A source living in China along the border with North Korea said the order was issued verbally by senior officials in Pyongyang recently. It is causing great inconvenience to the trade officials, most of whom are based in China with others living in Europe, Russia, and Africa, the source said.
“The order discouraging trade workers abroad from using the Internet by the North Korean government is actually a warning to not [disseminate] outside information,” said the source, who is linked to trading of goods with North Korea. “Trade workers abroad are used to contacting the North Korean authorities at home by email,” the source said. [Radio Free Asia]

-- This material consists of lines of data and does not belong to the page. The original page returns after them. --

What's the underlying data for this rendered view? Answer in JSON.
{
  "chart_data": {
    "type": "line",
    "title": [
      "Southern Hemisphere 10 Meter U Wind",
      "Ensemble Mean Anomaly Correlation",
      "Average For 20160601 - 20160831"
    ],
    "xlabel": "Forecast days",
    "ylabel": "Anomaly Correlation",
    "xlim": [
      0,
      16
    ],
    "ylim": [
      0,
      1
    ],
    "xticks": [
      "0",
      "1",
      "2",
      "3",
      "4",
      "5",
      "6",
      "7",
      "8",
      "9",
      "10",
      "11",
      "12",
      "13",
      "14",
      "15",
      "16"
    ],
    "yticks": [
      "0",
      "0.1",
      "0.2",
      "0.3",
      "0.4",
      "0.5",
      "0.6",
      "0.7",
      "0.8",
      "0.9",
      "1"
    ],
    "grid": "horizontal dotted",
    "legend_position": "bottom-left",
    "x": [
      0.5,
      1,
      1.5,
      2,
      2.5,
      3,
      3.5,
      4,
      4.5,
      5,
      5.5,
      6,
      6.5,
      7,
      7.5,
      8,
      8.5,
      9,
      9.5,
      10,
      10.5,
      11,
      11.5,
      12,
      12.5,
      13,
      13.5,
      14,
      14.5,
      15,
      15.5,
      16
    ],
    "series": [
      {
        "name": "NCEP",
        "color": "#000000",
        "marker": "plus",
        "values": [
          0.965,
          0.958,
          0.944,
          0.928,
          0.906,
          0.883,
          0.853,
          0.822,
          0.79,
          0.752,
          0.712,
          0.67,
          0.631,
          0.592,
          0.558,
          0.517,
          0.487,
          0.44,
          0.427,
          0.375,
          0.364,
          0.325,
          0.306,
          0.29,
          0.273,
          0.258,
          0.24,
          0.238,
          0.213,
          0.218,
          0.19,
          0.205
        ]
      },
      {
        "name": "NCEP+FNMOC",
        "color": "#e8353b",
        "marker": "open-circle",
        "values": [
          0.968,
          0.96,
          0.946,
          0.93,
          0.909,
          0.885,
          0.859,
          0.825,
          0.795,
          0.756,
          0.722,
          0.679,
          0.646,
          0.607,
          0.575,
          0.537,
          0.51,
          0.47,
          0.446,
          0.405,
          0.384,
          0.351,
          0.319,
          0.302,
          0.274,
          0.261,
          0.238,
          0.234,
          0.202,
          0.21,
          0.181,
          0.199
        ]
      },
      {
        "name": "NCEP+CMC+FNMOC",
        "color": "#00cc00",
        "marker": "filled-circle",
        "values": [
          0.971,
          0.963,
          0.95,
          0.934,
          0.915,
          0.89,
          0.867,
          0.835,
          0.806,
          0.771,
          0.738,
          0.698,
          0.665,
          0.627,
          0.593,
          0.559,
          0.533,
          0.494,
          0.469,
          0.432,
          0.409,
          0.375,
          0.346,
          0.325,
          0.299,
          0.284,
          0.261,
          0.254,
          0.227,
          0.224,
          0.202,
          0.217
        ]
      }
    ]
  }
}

According to the report, most of the North Koreans overseas save enough to buy laptops, which they then use to access South Korean web sites. Presumably, many of these people understand enough English to all kinds of sites, including this one. Which could mean I’m going to stop getting all those hits from Cambodia, Singapore, Malaysia, Tanzania, and Ethiopia.
If the report is accurate — and it seems like something that could be confirmed through multiple sources — then it suggests that the regime must have enough fear of the internet’s subversive power to incur some economic harm from the imposition of this inefficiency.
The regime has gone so far as asking trade workers to communicate by fax, presuming anyone else still has a fax machine.
The U.N. Panel of Experts recently printed documents showing that North Korean trading companies used e-mail with .silibank domains to facilitate the weapons transactions with Cuba that were uncovered by the seizure of the Chong Chon Gang last year. Years ago, Sili Bank was the false-dawn perestroika sighting of the week when it set up a pay-for-message e-mail system for foreigners. Curiously, and unlike many other North Korean banks, Sili Bank does not have a SWIFT number, suggesting that if it really does operate as a bank, it doesn’t operate internationally.
Personally, it’s hard for me to imagine that this order will last much longer than North Korea’s ban of the U.S. dollar, or South Korean clothing. It will be a huge hassle for a few weeks, after which all those affected will have that much less respect for the state’s authority.
> If the report is accurate — and it seems like something that could be confirmed through multiple sources — then it suggests that the regime must have enough fear of the internet’s subversive power to incur some economic harm from the imposition of this inefficiency.
I suspect it has way more to do with the recent NSA leaks.